There were 65 households in Marland, of which 47.7% had children under the age of 18 living in them. Of all households, 30.8% were married-couple households, 27.7% were households with a male householder and no spouse or partner present, and 33.8% were households with a female householder and no spouse or partner present. About 20.0% of all households were made up of individuals and 6.1% had someone living alone who was 65 years of age or older.

There were 86 housing units, of which 24.4% were vacant. The homeowner vacancy rate was 0.0% and the rental vacancy rate was 21.1%.
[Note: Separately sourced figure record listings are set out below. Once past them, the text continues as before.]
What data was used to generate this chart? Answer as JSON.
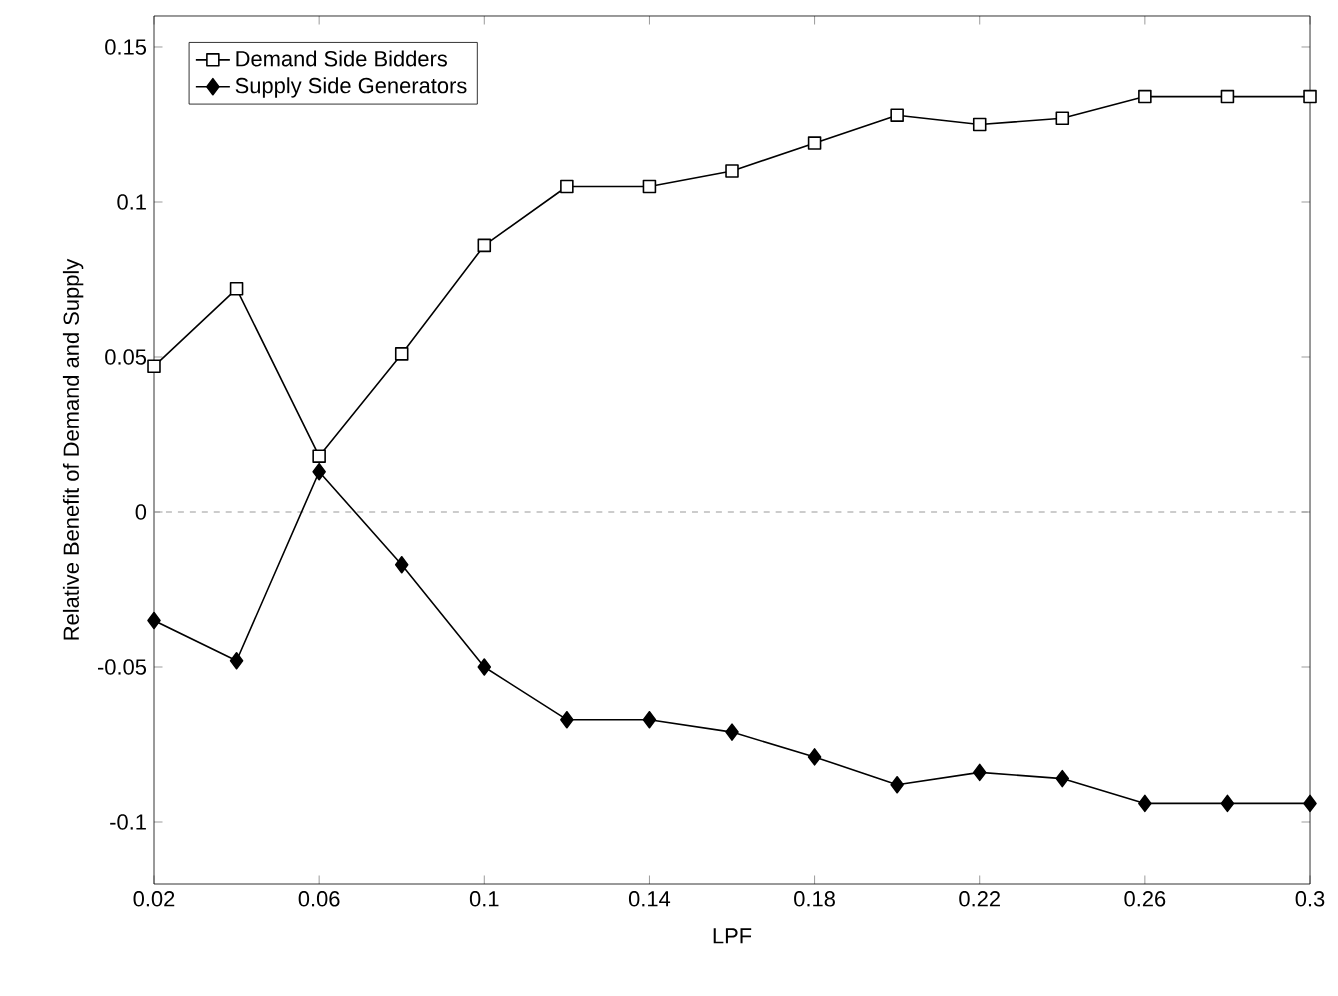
{
  "chart_data": {
    "type": "line",
    "xlabel": "LPF",
    "ylabel": "Relative Benefit of Demand and Supply",
    "x": [
      0.02,
      0.04,
      0.06,
      0.08,
      0.1,
      0.12,
      0.14,
      0.16,
      0.18,
      0.2,
      0.22,
      0.24,
      0.26,
      0.28,
      0.3
    ],
    "series": [
      {
        "name": "Demand Side Bidders",
        "color": "#000000",
        "marker": "square",
        "values": [
          0.047,
          0.072,
          0.018,
          0.051,
          0.086,
          0.105,
          0.105,
          0.11,
          0.119,
          0.128,
          0.125,
          0.127,
          0.134,
          0.134,
          0.134
        ]
      },
      {
        "name": "Supply Side Generators",
        "color": "#000000",
        "marker": "diamond",
        "values": [
          -0.035,
          -0.048,
          0.013,
          -0.017,
          -0.05,
          -0.067,
          -0.067,
          -0.071,
          -0.079,
          -0.088,
          -0.084,
          -0.086,
          -0.094,
          -0.094,
          -0.094
        ]
      }
    ],
    "xlim": [
      0.02,
      0.3
    ],
    "ylim": [
      -0.12,
      0.16
    ],
    "xticks": [
      0.02,
      0.06,
      0.1,
      0.14,
      0.18,
      0.22,
      0.26,
      0.3
    ],
    "yticks": [
      -0.1,
      -0.05,
      0,
      0.05,
      0.1,
      0.15
    ],
    "ref_lines": [
      {
        "axis": "y",
        "value": 0,
        "color": "#999999",
        "line_style": "dashed"
      }
    ],
    "grid": false,
    "legend": "top left",
    "line_style": "solid"
  }
}
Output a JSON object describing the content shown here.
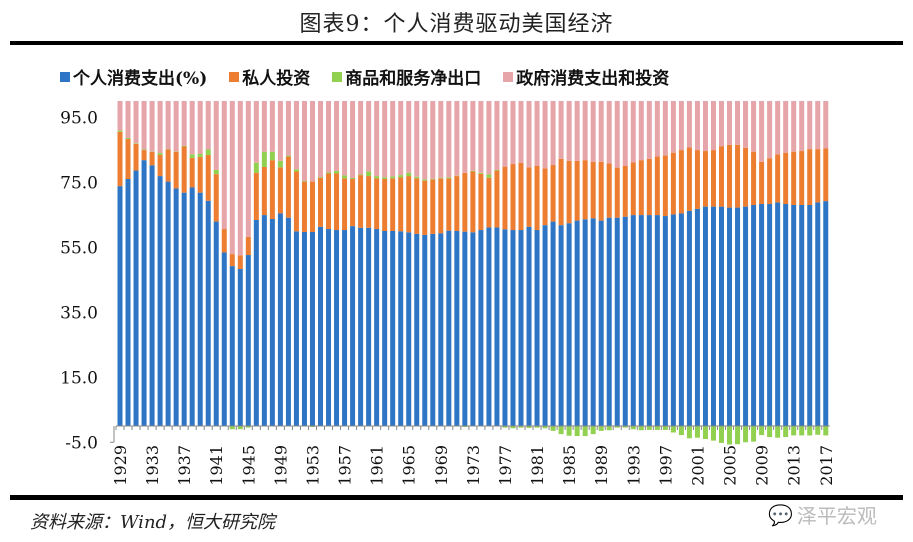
{
  "title": "图表9：个人消费驱动美国经济",
  "source": "资料来源：Wind，恒大研究院",
  "watermark": "泽平宏观",
  "chart_data": {
    "type": "bar",
    "stacked": true,
    "title": "图表9：个人消费驱动美国经济",
    "xlabel": "",
    "ylabel": "",
    "ylim": [
      -5,
      100
    ],
    "yticks": [
      -5.0,
      15.0,
      35.0,
      55.0,
      75.0,
      95.0
    ],
    "ytick_labels": [
      "-5.0",
      "15.0",
      "35.0",
      "55.0",
      "75.0",
      "95.0"
    ],
    "xtick_labels": [
      "1929",
      "1933",
      "1937",
      "1941",
      "1945",
      "1949",
      "1953",
      "1957",
      "1961",
      "1965",
      "1969",
      "1973",
      "1977",
      "1981",
      "1985",
      "1989",
      "1993",
      "1997",
      "2001",
      "2005",
      "2009",
      "2013",
      "2017"
    ],
    "grid": false,
    "legend_position": "top",
    "x_start": 1929,
    "x_end": 2017,
    "series": [
      {
        "name": "个人消费支出(%)",
        "color": "#2e75c6",
        "values": [
          73.8,
          76.0,
          78.6,
          81.8,
          80.2,
          76.9,
          75.2,
          73.1,
          71.8,
          73.4,
          71.8,
          69.3,
          62.9,
          53.4,
          49.2,
          48.3,
          52.6,
          63.4,
          64.9,
          63.7,
          65.4,
          64.1,
          59.9,
          59.7,
          59.7,
          61.3,
          60.6,
          60.3,
          60.3,
          61.5,
          61.0,
          61.0,
          60.6,
          60.0,
          60.0,
          59.9,
          59.6,
          59.1,
          58.8,
          59.1,
          59.3,
          60.1,
          60.0,
          59.8,
          59.6,
          60.3,
          61.1,
          61.1,
          60.5,
          60.3,
          60.3,
          61.3,
          60.3,
          61.8,
          62.9,
          61.8,
          62.4,
          63.2,
          63.6,
          63.9,
          63.2,
          64.1,
          64.1,
          64.4,
          64.9,
          64.9,
          64.9,
          64.9,
          64.6,
          65.1,
          65.4,
          66.2,
          66.8,
          67.5,
          67.5,
          67.5,
          67.2,
          67.2,
          67.5,
          68.0,
          68.3,
          68.3,
          68.8,
          68.3,
          68.0,
          68.0,
          68.0,
          68.8,
          69.2
        ]
      },
      {
        "name": "私人投资",
        "color": "#ed7d31",
        "values": [
          16.7,
          12.3,
          8.2,
          3.1,
          4.1,
          6.5,
          9.9,
          11.3,
          14.2,
          9.1,
          11.0,
          14.1,
          14.6,
          7.2,
          3.7,
          4.2,
          5.6,
          14.5,
          14.8,
          18.1,
          14.2,
          18.8,
          18.4,
          15.5,
          15.5,
          15.1,
          17.1,
          17.4,
          15.9,
          14.5,
          16.2,
          15.9,
          15.6,
          16.0,
          16.2,
          16.6,
          17.3,
          17.1,
          16.7,
          16.8,
          16.9,
          16.1,
          16.9,
          18.1,
          18.7,
          17.3,
          15.3,
          17.5,
          19.3,
          20.3,
          20.7,
          18.3,
          19.7,
          17.5,
          17.4,
          20.4,
          19.2,
          18.4,
          18.2,
          17.4,
          18.1,
          16.7,
          15.4,
          15.6,
          16.2,
          16.9,
          17.3,
          18.0,
          18.6,
          19.0,
          19.5,
          19.5,
          18.1,
          17.1,
          17.4,
          18.5,
          19.3,
          19.3,
          18.1,
          16.4,
          13.0,
          14.1,
          14.8,
          15.8,
          16.4,
          16.6,
          17.2,
          16.4,
          16.2
        ]
      },
      {
        "name": "商品和服务净出口",
        "color": "#92d050",
        "values": [
          0.4,
          0.3,
          0.2,
          0.2,
          0.1,
          0.6,
          0.1,
          0.1,
          0.2,
          1.1,
          0.9,
          1.7,
          1.3,
          0,
          -1.0,
          -1.0,
          -0.5,
          3.1,
          4.7,
          2.6,
          2.0,
          0.3,
          0.7,
          0.2,
          -0.3,
          0.2,
          0.3,
          0.8,
          0.9,
          0.3,
          0.2,
          1.4,
          0.7,
          0.5,
          0.6,
          0.7,
          1.0,
          0.5,
          0.4,
          0.2,
          0.2,
          0.3,
          0.1,
          -0.3,
          0.2,
          0.3,
          1.0,
          0.2,
          -0.5,
          -0.7,
          -0.5,
          -0.6,
          -0.5,
          -0.7,
          -1.5,
          -2.5,
          -3.0,
          -3.1,
          -3.1,
          -2.5,
          -1.5,
          -1.3,
          -0.5,
          -0.5,
          -1.0,
          -1.3,
          -1.2,
          -1.2,
          -1.2,
          -2.0,
          -2.8,
          -3.8,
          -3.6,
          -4.0,
          -4.5,
          -5.2,
          -5.7,
          -5.6,
          -5.0,
          -4.8,
          -2.8,
          -3.4,
          -3.6,
          -3.4,
          -2.9,
          -2.9,
          -2.9,
          -2.7,
          -2.9
        ]
      },
      {
        "name": "政府消费支出和投资",
        "color": "#e6a5a8",
        "values": [
          9.1,
          11.4,
          13.0,
          14.9,
          15.6,
          16.0,
          14.8,
          15.5,
          13.8,
          16.4,
          16.3,
          14.9,
          21.2,
          39.4,
          47.1,
          47.5,
          41.8,
          19.0,
          15.6,
          15.6,
          18.4,
          16.8,
          21.0,
          24.6,
          24.8,
          23.4,
          22.0,
          21.5,
          22.9,
          23.7,
          22.6,
          21.7,
          23.1,
          23.5,
          23.2,
          22.8,
          22.1,
          23.3,
          24.1,
          23.9,
          23.6,
          23.5,
          23.0,
          22.1,
          21.5,
          22.1,
          22.6,
          21.2,
          20.2,
          19.4,
          19.0,
          20.4,
          20.0,
          20.7,
          19.7,
          17.8,
          18.4,
          18.4,
          18.2,
          18.7,
          18.7,
          19.2,
          20.5,
          20.0,
          18.9,
          18.2,
          17.8,
          17.1,
          16.8,
          15.9,
          15.1,
          14.3,
          15.1,
          15.4,
          15.1,
          14.0,
          13.5,
          13.5,
          14.4,
          15.6,
          18.7,
          17.6,
          16.4,
          15.9,
          15.6,
          15.4,
          14.8,
          14.8,
          14.6
        ]
      }
    ]
  }
}
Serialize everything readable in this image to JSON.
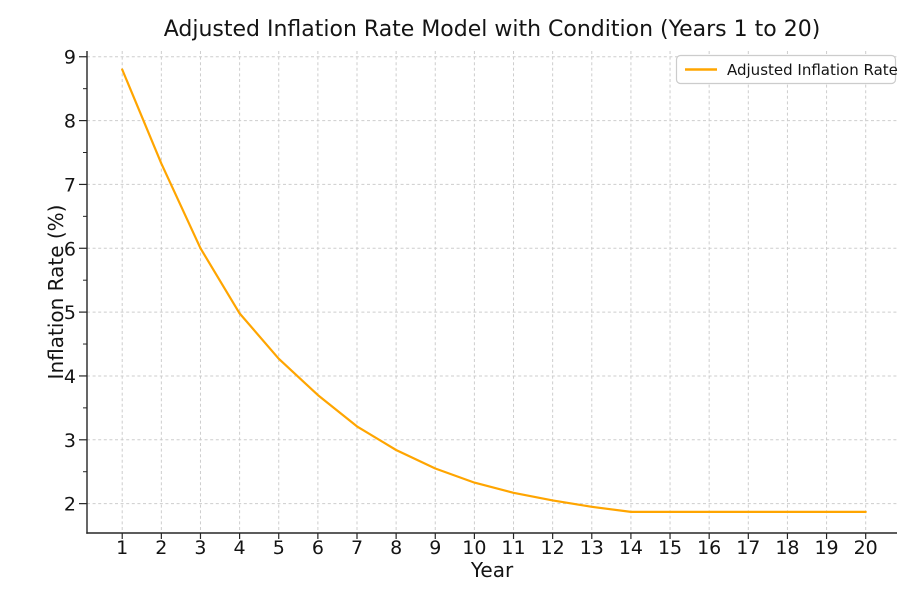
{
  "chart_data": {
    "type": "line",
    "title": "Adjusted Inflation Rate Model with Condition (Years 1 to 20)",
    "xlabel": "Year",
    "ylabel": "Inflation Rate (%)",
    "x": [
      1,
      2,
      3,
      4,
      5,
      6,
      7,
      8,
      9,
      10,
      11,
      12,
      13,
      14,
      15,
      16,
      17,
      18,
      19,
      20
    ],
    "series": [
      {
        "name": "Adjusted Inflation Rate",
        "color": "#FFA500",
        "values": [
          8.8,
          7.33,
          6.0,
          4.98,
          4.27,
          3.7,
          3.21,
          2.84,
          2.55,
          2.33,
          2.17,
          2.05,
          1.95,
          1.87,
          1.87,
          1.87,
          1.87,
          1.87,
          1.87,
          1.87
        ]
      }
    ],
    "xticks": [
      1,
      2,
      3,
      4,
      5,
      6,
      7,
      8,
      9,
      10,
      11,
      12,
      13,
      14,
      15,
      16,
      17,
      18,
      19,
      20
    ],
    "yticks": [
      2,
      3,
      4,
      5,
      6,
      7,
      8,
      9
    ],
    "y_minor_ticks": [
      2.5,
      3.5,
      4.5,
      5.5,
      6.5,
      7.5,
      8.5
    ],
    "xlim": [
      0.1,
      20.8
    ],
    "ylim": [
      1.54,
      9.09
    ],
    "grid": "dashed",
    "legend_position": "upper-right"
  },
  "colors": {
    "line": "#FFA500",
    "grid": "#cdcdcd",
    "axis": "#262626",
    "text": "#141414",
    "background": "#ffffff",
    "legend_border": "#cccccc",
    "legend_background": "#ffffff"
  }
}
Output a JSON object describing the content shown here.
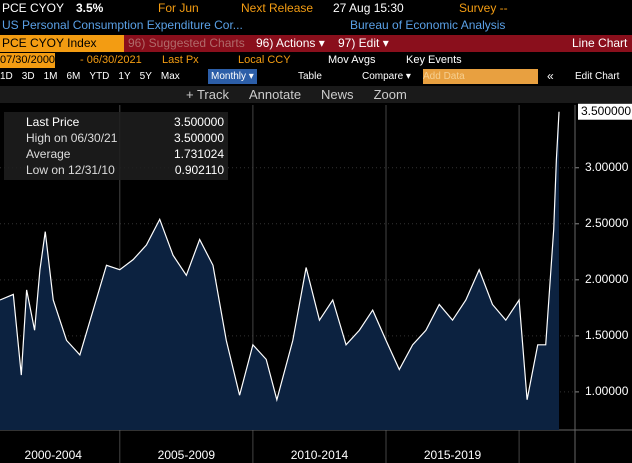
{
  "header": {
    "ticker": "PCE CYOY",
    "value": "3.5%",
    "for": "For Jun",
    "next_release": "Next Release",
    "release_time": "27 Aug 15:30",
    "survey": "Survey --",
    "name": "US Personal Consumption Expenditure Cor...",
    "source": "Bureau of Economic Analysis"
  },
  "toolbar": {
    "security": "PCE CYOY Index",
    "suggested": "96) Suggested Charts",
    "actions": "96) Actions ▾",
    "edit": "97) Edit ▾",
    "chart_type": "Line Chart",
    "start": "07/30/2000",
    "end": "- 06/30/2021",
    "field": "Last Px",
    "currency": "Local CCY",
    "mov_avgs": "Mov Avgs",
    "key_events": "Key Events",
    "ranges": [
      "1D",
      "3D",
      "1M",
      "6M",
      "YTD",
      "1Y",
      "5Y",
      "Max"
    ],
    "frequency": "Monthly ▾",
    "table": "Table",
    "compare": "Compare ▾",
    "add_data": "Add Data",
    "collapse": "«",
    "edit_chart": "Edit Chart",
    "tools": [
      "+ Track",
      "Annotate",
      "News",
      "Zoom"
    ]
  },
  "legend_stats": [
    {
      "label": "Last Price",
      "value": "3.500000"
    },
    {
      "label": "High on 06/30/21",
      "value": "3.500000"
    },
    {
      "label": "Average",
      "value": "1.731024"
    },
    {
      "label": "Low on 12/31/10",
      "value": "0.902110"
    }
  ],
  "chart_data": {
    "type": "area",
    "color": "#ffffff",
    "fill": "#0c2240",
    "grid": true,
    "x": [
      2000.5,
      2001.0,
      2001.3,
      2001.5,
      2001.8,
      2002.0,
      2002.2,
      2002.5,
      2003.0,
      2003.5,
      2004.0,
      2004.5,
      2005.0,
      2005.5,
      2006.0,
      2006.5,
      2007.0,
      2007.5,
      2008.0,
      2008.5,
      2009.0,
      2009.5,
      2010.0,
      2010.5,
      2010.9,
      2011.5,
      2012.0,
      2012.5,
      2013.0,
      2013.5,
      2014.0,
      2014.5,
      2015.0,
      2015.5,
      2016.0,
      2016.5,
      2017.0,
      2017.5,
      2018.0,
      2018.5,
      2019.0,
      2019.5,
      2020.0,
      2020.3,
      2020.7,
      2021.0,
      2021.3,
      2021.4,
      2021.5
    ],
    "values": [
      1.82,
      1.87,
      1.15,
      1.91,
      1.55,
      2.09,
      2.43,
      1.82,
      1.46,
      1.33,
      1.73,
      2.13,
      2.09,
      2.18,
      2.31,
      2.54,
      2.22,
      2.04,
      2.36,
      2.13,
      1.46,
      0.97,
      1.42,
      1.29,
      0.93,
      1.46,
      2.11,
      1.64,
      1.82,
      1.42,
      1.55,
      1.73,
      1.46,
      1.2,
      1.42,
      1.55,
      1.78,
      1.64,
      1.82,
      2.09,
      1.78,
      1.64,
      1.82,
      0.93,
      1.42,
      1.42,
      2.45,
      3.07,
      3.5
    ],
    "last_value_label": "3.500000",
    "xlim": [
      2000.5,
      2022.1
    ],
    "xticks": [
      2005,
      2010,
      2015,
      2020
    ],
    "x_period_labels": [
      "2000-2004",
      "2005-2009",
      "2010-2014",
      "2015-2019"
    ],
    "ylim": [
      0.66,
      3.56
    ],
    "yticks": [
      {
        "value": 1,
        "label": "1.00000"
      },
      {
        "value": 1.5,
        "label": "1.50000"
      },
      {
        "value": 2,
        "label": "2.00000"
      },
      {
        "value": 2.5,
        "label": "2.50000"
      },
      {
        "value": 3,
        "label": "3.00000"
      }
    ]
  }
}
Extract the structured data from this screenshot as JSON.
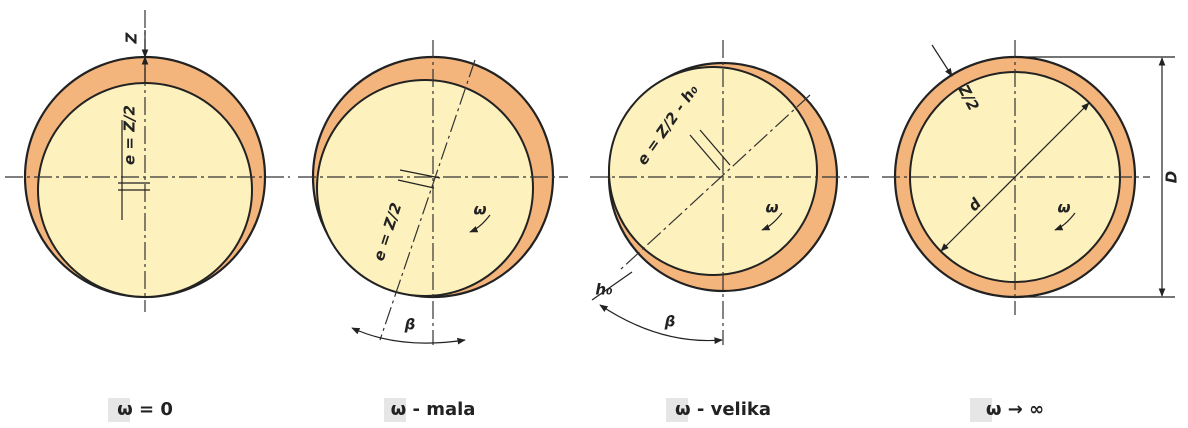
{
  "diagrams": [
    {
      "caption": "ω = 0",
      "labels": [
        "Z",
        "e = Z/2"
      ]
    },
    {
      "caption": "ω - mala",
      "labels": [
        "e = Z/2",
        "β",
        "ω"
      ]
    },
    {
      "caption": "ω - velika",
      "labels": [
        "e = Z/2 - h₀",
        "h₀",
        "β",
        "ω"
      ]
    },
    {
      "caption": "ω → ∞",
      "labels": [
        "Z/2",
        "d",
        "ω",
        "D"
      ]
    }
  ]
}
Racial composition as of the 2020 census
| Race | Number | Percent |
|---|---|---|
| White | 70 | 38.0% |
| Black or African American | 0 | 0.0% |
| American Indian and Alaska Native | 77 | 41.8% |
| Asian | 0 | 0.0% |
| Native Hawaiian and Other Pacific Islander | 0 | 0.0% |
| Some other race | 4 | 2.2% |
| Two or more races | 33 | 17.9% |
| Hispanic or Latino (of any race) | 12 | 6.5% |

===2000 census===

As of the 2000 census, the median income for a household in the town was $27,188, and the median income for a family was $25,625. Males had a median income of $26,563 versus $18,000 for females. The per capita income for the town was $8,918. About 31.0% of families and 37.9% of the population were below the poverty line, including 49.6% of those under the age of eighteen and 27.3% of those 65 or over.